Dividíamos as tarefas como um
casal pós-moderno, mas Miriam parecia sempre mais assoberbada do que
eu. Ela não suportava as tarefas do lar e concentrava uma energia
incomum no trabalho. Preocupava-se com o rendimento de cada aluno,
sabia seus nomes, problemas familiares e angústias pessoais.
Consumia-se carregando com eles suas cruzes e inquietando-se com seus
dilemas. Eu a ouvia e ponderava, dizia-lhe que não era sua função
resolver problemas que não diziam respeito à aprendizagem dos
conteúdos de suas disciplinas, mas nisso ela jamais me ouvia.
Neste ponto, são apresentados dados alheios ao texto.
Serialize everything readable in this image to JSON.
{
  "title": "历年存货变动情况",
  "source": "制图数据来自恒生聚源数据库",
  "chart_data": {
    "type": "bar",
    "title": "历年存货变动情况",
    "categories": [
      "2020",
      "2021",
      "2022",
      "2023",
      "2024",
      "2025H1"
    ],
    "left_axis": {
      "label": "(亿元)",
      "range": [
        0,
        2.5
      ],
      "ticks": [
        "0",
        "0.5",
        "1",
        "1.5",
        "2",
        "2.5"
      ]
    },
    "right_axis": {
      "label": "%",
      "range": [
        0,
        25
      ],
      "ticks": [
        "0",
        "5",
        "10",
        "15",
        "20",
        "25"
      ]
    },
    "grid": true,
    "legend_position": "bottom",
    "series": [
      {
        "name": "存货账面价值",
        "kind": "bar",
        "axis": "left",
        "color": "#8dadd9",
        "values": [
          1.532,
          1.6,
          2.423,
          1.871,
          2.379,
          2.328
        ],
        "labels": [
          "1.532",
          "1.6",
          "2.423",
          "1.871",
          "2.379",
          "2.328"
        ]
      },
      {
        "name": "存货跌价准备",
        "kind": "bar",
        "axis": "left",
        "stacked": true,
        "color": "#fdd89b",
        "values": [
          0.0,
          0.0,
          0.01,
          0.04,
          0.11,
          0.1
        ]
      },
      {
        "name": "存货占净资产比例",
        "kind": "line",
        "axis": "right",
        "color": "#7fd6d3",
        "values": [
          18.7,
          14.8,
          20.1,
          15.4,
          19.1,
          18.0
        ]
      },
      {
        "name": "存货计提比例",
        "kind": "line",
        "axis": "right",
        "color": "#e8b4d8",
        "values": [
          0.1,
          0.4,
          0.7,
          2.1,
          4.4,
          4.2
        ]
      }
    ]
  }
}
O menino desde que saíra do
hospital era acompanhado por uma equipe multidisciplinar responsável
por atividades de estimulação. Que, no entanto, de pouco ou nada
valiam.
Quando ele fez sete anos fomos
obrigados a matriculá-lo em uma escola. Ela achava fundamental; eu
achava uma violência. Até então ele frequentara espaços
especializados e creches com propostas inclusivas. A escola
significava entrar em um mundo onde o aprendizado se dava segundo
critérios e metodologias voltados a um público cujas capacidades
nem de longe se assemelhavam às de nosso filho. Ele não sabia menos
do que os outros. Ele simplesmente não sabia nem poderia algum dia
saber. Mas Miriam nunca admitiria isso.
Até então ela confiara no
trabalho dos educadores especiais. Mas bastou matricular o menino
para que um caminhão de críticas fosse despejado sobre os ombros de
professores, direção, coleguinhas, pais, paredes, livros e
materiais.
Todos podem aprender, ela
teimava. Nosso filho só precisa de mais tempo e de outros métodos,
diferentes destes ranços pré-históricos excludentes,
discriminatórios, fascistas! E então ela ficava feia.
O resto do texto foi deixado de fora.